Chapter 03

structs, real enums, and the end of null.

Rust has no classes and no inheritance. Data is structs and enums; behavior is traits (next chapter). The enum does a lot of the work here: it's a discriminated union, and it's how Rust does away with null.

3.1structs ≈ classes-without-the-methods-attached

A struct holds data. It's not the C# struct value-type distinction you're thinking of — Rust decides stack vs heap by other means. Methods go in a separate impl block, which keeps data and behavior visually distinct.

C#

class Point {
  public double X, Y;
  public double Dist() =>
    Math.Sqrt(X*X + Y*Y);
}

Rust

struct Point { x: f64, y: f64 }

impl Point {
  fn dist(&self) -> f64 {
    (self.x*self.x + self.y*self.y).sqrt()
  }
}

&self is just this, but borrowed — the method reads the struct without taking ownership, exactly the borrowing from chapter 2.

3.2enums are sum types, not just named constants

A C# enum is a glorified integer. A Rust enum is a discriminated union: each variant can carry its own differently-typed payload. It's one of the types you'll reach for most.

enum Shape {
    Circle { r: f64 },              // struct-like variant
    Rect { w: f64, h: f64 },
    Point,                          // no payload
}

Closest C#

You'd model this with a class hierarchy plus pattern matching, or the newer records + sealed interface "DU emulation." Rust bakes it in, and crucially the compiler checks you've handled every variant.

3.3match — an exhaustive switch

match is C#'s switch expression, but the compiler refuses to compile if you miss a case. Add a new enum variant and every match that forgot it lights up red — which makes large refactors considerably safer.
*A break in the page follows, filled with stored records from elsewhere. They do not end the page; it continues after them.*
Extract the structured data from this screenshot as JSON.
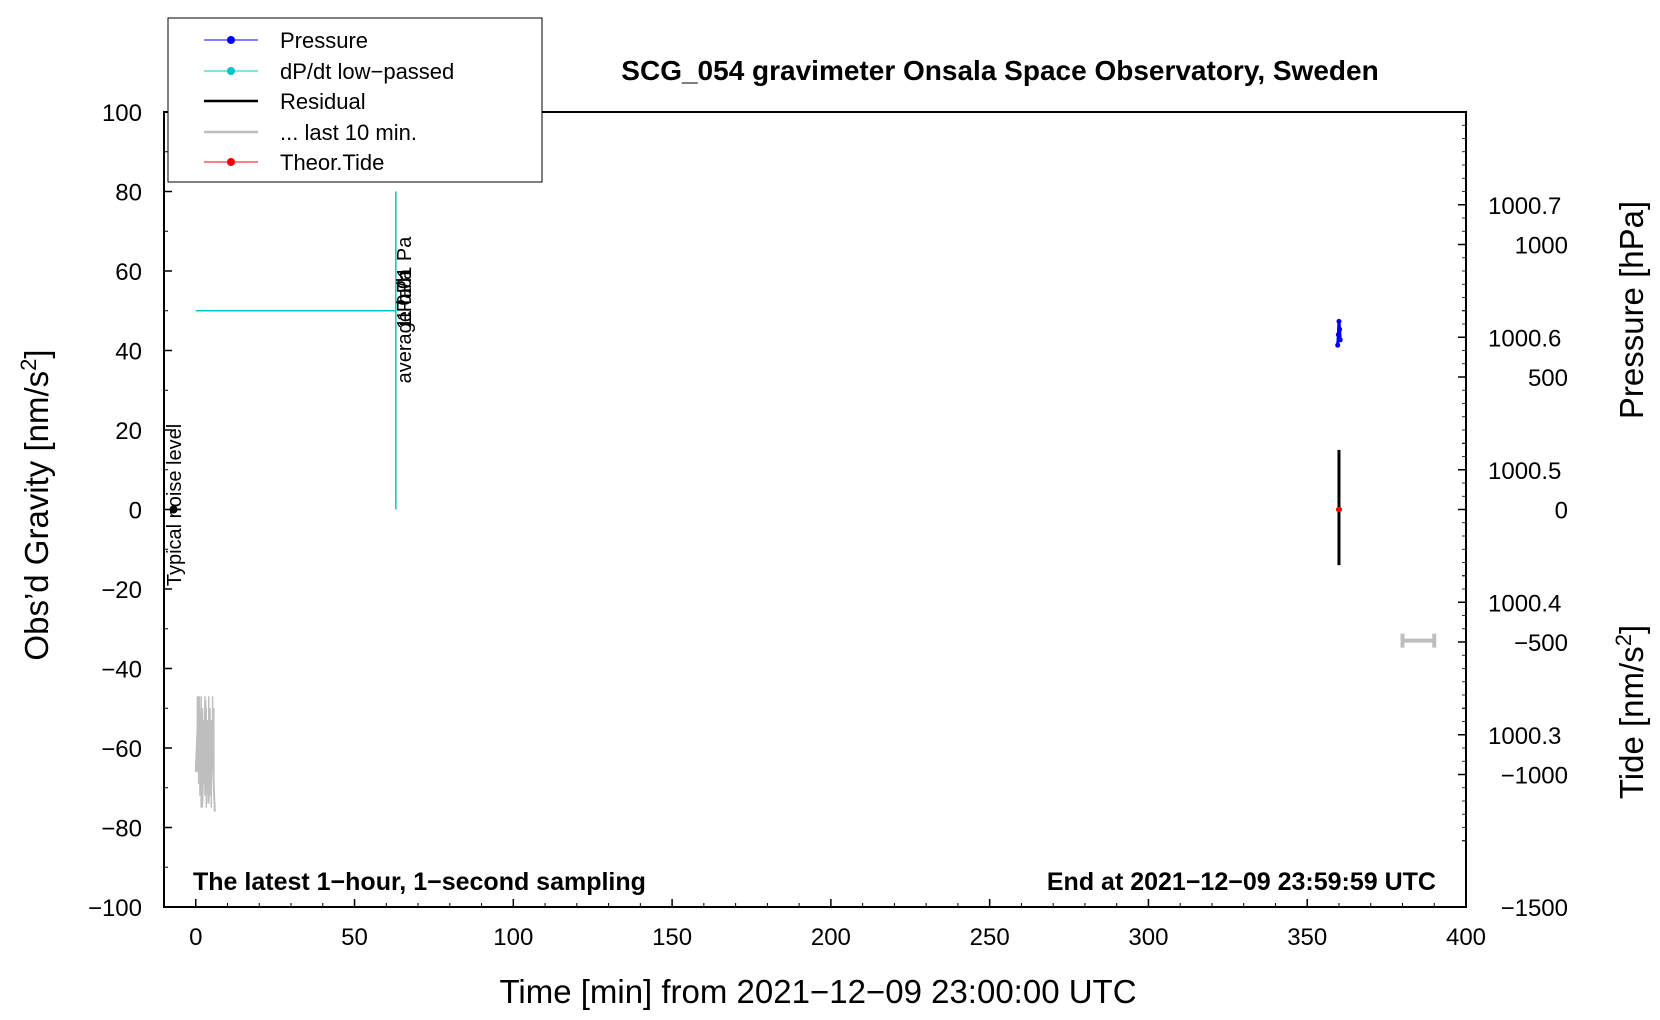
{
  "chart_data": {
    "type": "line",
    "title": "SCG_054 gravimeter Onsala Space Observatory, Sweden",
    "xlabel": "Time [min] from 2021−12−09 23:00:00 UTC",
    "ylabel": "Obs’d Gravity [nm/s²]",
    "ylabel_main": "Obs’d Gravity [nm/s",
    "ylabel_sup": "2",
    "ylabel_close": "]",
    "y2_pressure_label": "Pressure [hPa]",
    "y2_tide_label_main": "Tide [nm/s",
    "y2_tide_label_sup": "2",
    "y2_tide_label_close": "]",
    "xlim": [
      -10,
      400
    ],
    "ylim": [
      -100,
      100
    ],
    "pressure_lim": [
      1000.17,
      1000.77
    ],
    "tide_lim": [
      -1500,
      1500
    ],
    "x_ticks": [
      0,
      50,
      100,
      150,
      200,
      250,
      300,
      350,
      400
    ],
    "x_tick_labels": [
      "0",
      "50",
      "100",
      "150",
      "200",
      "250",
      "300",
      "350",
      "400"
    ],
    "y_ticks": [
      -100,
      -80,
      -60,
      -40,
      -20,
      0,
      20,
      40,
      60,
      80,
      100
    ],
    "y_tick_labels": [
      "−100",
      "−80",
      "−60",
      "−40",
      "−20",
      "0",
      "20",
      "40",
      "60",
      "80",
      "100"
    ],
    "pressure_ticks": [
      1000.3,
      1000.4,
      1000.5,
      1000.6,
      1000.7
    ],
    "pressure_tick_labels": [
      "1000.3",
      "1000.4",
      "1000.5",
      "1000.6",
      "1000.7"
    ],
    "tide_ticks": [
      -1500,
      -1000,
      -500,
      0,
      500,
      1000
    ],
    "tide_tick_labels": [
      "−1500",
      "−1000",
      "−500",
      "0",
      "500",
      "1000"
    ],
    "legend": {
      "placement": "top-left",
      "entries": [
        "Pressure",
        "dP/dt low−passed",
        "Residual",
        "... last 10 min.",
        "Theor.Tide"
      ]
    },
    "annotations": {
      "bottom_left": "The latest 1−hour, 1−second sampling",
      "bottom_right": "End at 2021−12−09 23:59:59 UTC",
      "noise_label": "Typical noise level",
      "scale_label_a": "average 0.01 Pa",
      "scale_label_b": "1 Pa/h",
      "scale_label_c": "1 hPa"
    },
    "series": [
      {
        "name": "Pressure",
        "x": [
          359.6,
          359.8,
          360.0,
          360.2,
          360.4
        ],
        "y": [
          1000.594,
          1000.602,
          1000.612,
          1000.606,
          1000.598
        ]
      },
      {
        "name": "Residual",
        "x": [
          359.7,
          359.9,
          360.0,
          360.1,
          360.2
        ],
        "y": [
          -14,
          15,
          0,
          -13,
          13
        ]
      },
      {
        "name": "... last 10 min.",
        "x": [
          0,
          1,
          2,
          3,
          4,
          5,
          6
        ],
        "y": [
          -66,
          -47,
          -75,
          -48,
          -74,
          -56,
          -76
        ]
      },
      {
        "name": "Theor.Tide",
        "x": [
          359.8,
          360.0,
          360.2
        ],
        "y": [
          0,
          0,
          0
        ]
      }
    ],
    "reference_markers": {
      "noise_marker": {
        "x": -7,
        "y": 0
      },
      "cyan_bracket": {
        "x0": 0,
        "x1": 63,
        "y_top": 50,
        "y_bottom": 0
      },
      "gray_bar": {
        "x0": 380,
        "x1": 390,
        "y": -33
      }
    },
    "colors": {
      "pressure": "#0000ff",
      "dpdt": "#00c8c8",
      "residual": "#000000",
      "last10": "#bebebe",
      "tide": "#ff0000",
      "yellow": "#ffd700"
    },
    "grid": false
  }
}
fn area(s: &Shape) -> f64 {
    match s {
        Shape::Circle { r }      => 3.14159 * r * r,
        Shape::Rect { w, h }   => w * h,
        Shape::Point          => 0.0,
        // omit one arm → compile error
    }
}

3.4Option<T> — there is no null

Rust has no null. Instead, a value that might be missing gets the type Option<T> — an enum with exactly two variants: Some(T) wraps a real value, and None means there's nothing there. Picture a box that either holds something or is empty; the type forces you to open it before you can use what's inside, so the NullReferenceException as a category does not exist.

// looking up a user's age — they might not exist
let found:   Option<u32> = Some(34);  // a box with 34 inside
let missing: Option<u32> = None;      // an empty box

So a function that may or may not find something returns an Option, and the caller has to deal with both cases. Compare a lookup in each language:

C# nullable

int? age = FindAge(id);
if (age is not null)
    Console.WriteLine($"{age} yrs");
// nothing FORCES the check

Rust Option

let age: Option<u32> = find_age(id);
match age {
    Some(years) => println!("{years} yrs"),
    None        => println!("no such user"),
}

The nullable-reference-types feature in C# 8+ is Microsoft retrofitting exactly this idea — but it's opt-in and warns rather than blocks. Rust had it from day one and it's a hard error.

Ergonomics

You won't write match for every option. Combinators like .map(), .unwrap_or(0), .and_then(), and if let Some(years) = find_age(id) make it terse — much like null-coalescing (??) and null-conditional (?.) chains, but type-checked end to end.

3.5Quick type map

C#	Rust
`int` / `long`	`i32` / `i64` (size is explicit)
`string`	`String` (owned) / `&str` (borrowed slice)
`List<T>`	`Vec<T>`
`Dictionary<K,V>`	`HashMap<K,V>`
`T?` (nullable)	`Option<T>`
tuple `(int, string)`	`(i32, String)`
`var`	`let` (immutable by default; `let mut` to opt in)

Note that last row: bindings are immutable unless you write mut. The opposite default from C#, and it nudges you toward safer code.